Poor data quality costs the typical company between 10% and 20% of its revenue. The cost of low data quality notwithstanding, high quality data is crucial for complying with regulations.
Think about it. If the data is not accurate, how can you then be sure that the proper controls are being applied to the right pieces of data to comply with the appropriate regulations?
Data Governance
Data governance programs are essential for organizations as they work to comply with the ever-growing mountain of industry and governmental regulations. A data governance program oversees the management of the availability, usability, integrity, and security of enterprise data. A sound data governance program includes a governing body or council, a defined set of procedures, and a plan to execute those procedures.
So, an organization with a strong data governance practice will have better control over its information.
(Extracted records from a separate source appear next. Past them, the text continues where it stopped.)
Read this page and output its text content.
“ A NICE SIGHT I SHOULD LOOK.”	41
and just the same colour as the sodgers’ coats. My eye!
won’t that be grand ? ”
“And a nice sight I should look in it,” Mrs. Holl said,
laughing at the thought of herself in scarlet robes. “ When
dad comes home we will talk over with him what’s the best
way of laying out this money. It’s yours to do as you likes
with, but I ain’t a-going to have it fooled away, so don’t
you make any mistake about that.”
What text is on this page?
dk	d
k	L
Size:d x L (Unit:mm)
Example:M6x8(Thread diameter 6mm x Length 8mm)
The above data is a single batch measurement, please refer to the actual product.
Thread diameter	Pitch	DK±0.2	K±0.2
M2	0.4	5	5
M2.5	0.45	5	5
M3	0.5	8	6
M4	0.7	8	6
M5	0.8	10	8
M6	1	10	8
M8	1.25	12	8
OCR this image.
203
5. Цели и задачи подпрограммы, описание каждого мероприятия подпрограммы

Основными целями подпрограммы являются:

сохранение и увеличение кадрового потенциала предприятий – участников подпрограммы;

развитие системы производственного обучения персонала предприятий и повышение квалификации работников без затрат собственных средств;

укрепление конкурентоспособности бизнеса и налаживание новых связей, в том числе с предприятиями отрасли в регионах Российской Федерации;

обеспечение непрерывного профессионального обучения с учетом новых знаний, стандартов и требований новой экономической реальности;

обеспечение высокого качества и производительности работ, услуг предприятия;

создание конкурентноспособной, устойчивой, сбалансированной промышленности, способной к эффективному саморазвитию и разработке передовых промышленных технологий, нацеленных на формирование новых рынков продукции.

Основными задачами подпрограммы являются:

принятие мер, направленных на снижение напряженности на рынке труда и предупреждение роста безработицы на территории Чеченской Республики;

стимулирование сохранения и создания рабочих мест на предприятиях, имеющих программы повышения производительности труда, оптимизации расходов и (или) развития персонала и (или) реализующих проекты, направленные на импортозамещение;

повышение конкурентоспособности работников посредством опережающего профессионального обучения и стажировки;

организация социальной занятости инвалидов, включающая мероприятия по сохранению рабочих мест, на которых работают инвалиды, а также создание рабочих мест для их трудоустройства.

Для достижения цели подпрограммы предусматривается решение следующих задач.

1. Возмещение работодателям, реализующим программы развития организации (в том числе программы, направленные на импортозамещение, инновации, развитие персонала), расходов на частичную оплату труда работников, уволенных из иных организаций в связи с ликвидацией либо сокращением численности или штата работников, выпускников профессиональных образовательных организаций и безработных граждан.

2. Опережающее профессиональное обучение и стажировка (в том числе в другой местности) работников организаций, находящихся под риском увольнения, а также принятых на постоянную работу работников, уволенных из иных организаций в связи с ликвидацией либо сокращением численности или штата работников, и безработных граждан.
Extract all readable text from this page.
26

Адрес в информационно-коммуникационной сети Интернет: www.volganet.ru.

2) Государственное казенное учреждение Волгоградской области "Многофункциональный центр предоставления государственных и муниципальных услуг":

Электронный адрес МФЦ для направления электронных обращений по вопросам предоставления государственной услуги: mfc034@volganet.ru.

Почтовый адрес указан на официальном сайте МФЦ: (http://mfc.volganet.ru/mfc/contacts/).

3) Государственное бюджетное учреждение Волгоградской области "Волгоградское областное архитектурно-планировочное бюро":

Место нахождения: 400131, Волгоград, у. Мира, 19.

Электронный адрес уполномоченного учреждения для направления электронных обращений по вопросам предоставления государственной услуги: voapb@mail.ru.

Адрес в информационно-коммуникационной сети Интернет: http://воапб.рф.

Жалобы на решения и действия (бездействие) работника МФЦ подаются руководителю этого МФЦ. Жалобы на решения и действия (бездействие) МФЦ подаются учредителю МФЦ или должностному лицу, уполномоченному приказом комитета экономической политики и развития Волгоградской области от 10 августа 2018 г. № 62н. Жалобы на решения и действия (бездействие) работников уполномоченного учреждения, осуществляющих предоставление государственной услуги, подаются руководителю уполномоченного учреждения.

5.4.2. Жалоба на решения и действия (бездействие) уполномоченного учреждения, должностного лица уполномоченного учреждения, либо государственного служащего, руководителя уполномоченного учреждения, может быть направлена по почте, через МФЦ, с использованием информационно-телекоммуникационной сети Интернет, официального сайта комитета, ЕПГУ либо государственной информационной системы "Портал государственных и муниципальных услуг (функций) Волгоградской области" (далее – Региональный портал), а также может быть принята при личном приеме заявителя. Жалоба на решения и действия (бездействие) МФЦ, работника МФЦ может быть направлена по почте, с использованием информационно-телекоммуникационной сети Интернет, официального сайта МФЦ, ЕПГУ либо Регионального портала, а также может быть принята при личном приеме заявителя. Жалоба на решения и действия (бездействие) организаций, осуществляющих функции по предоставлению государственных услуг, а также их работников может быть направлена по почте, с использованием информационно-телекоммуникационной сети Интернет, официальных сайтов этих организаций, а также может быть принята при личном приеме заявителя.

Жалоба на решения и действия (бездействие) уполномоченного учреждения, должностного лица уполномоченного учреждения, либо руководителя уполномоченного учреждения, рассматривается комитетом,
When data management is instituted as an officially sanctioned mandate of an organization, data is then treated as an asset. That means data elements are defined in business terms, data stewards are assigned, data is modeled and analyzed, metadata is defined, captured and managed, and data is archived for long-term data retention.
Metadata
Good data quality starts with metadata. Metadata characterizes data, providing documentation such that data can be understood and more readily consumed by your organization. Metadata answers the who, what, when, where, why, and how questions for users of the data. Suffice to say, accurate data definitions are required in order to apply the controls for compliance to the correct data.
Metadata is required to place the data into proper categories for determining the controls that are needed to assure quality and to determine which regulations apply to the data. For example, SOX applies to financial data, HIPAA applies to healthcare data, and so on. Some data will apply to multiple regulations and some data will not be regulated at all. Without proper metadata definitions, it is impossible to apply regulatory compliance to your data.
Data Quality
After the data has been accurately defined, it is important to put procedures in place to assure the accuracy of the data. Imposing controls on the wrong data does no good at all. Which raises the question: How good is your data quality? Estimates show that, on average, data quality is an overarching industry problem. According to data quality expert Thomas C. Redman, payroll record changes have a 1% error rate; billing records have a 2% to 7% error rate, and; the error rate for credit records: as high as 30%.
But what can a DBA do about poor quality data? Data quality is a business responsibility, but the DBA can help by instating technology controls. By building constraints into the database, overall data quality can be improved. This include defining Referential Integrity into the database. Additional constraints should be defined in the database as appropriate to control uniqueness, as well as data value ranges using check constraints and triggers.
Another technology tactic that can be deployed to improve data quality is data profiling. Data profiling is the process of examining the existing data in the database and collecting statistics and other information about that data. With data profiling, you can discover the quality, characteristics and potential problems of information. Using the statistics collected by the data profiling solution business analysts can undertake projects to clean up problematic data in the database.
Data profiling can dramatically reduce the time and resources required to find problematic data. Furthermore, it allows business analysts and data stewards to have more control on the maintenance and management of enterprise data.
The Good News
All of this should be good news to data professionals who have wanted to better define and use data within their organizations. In other words, regulations are finally catching up with what we knew our companies should have been doing all along.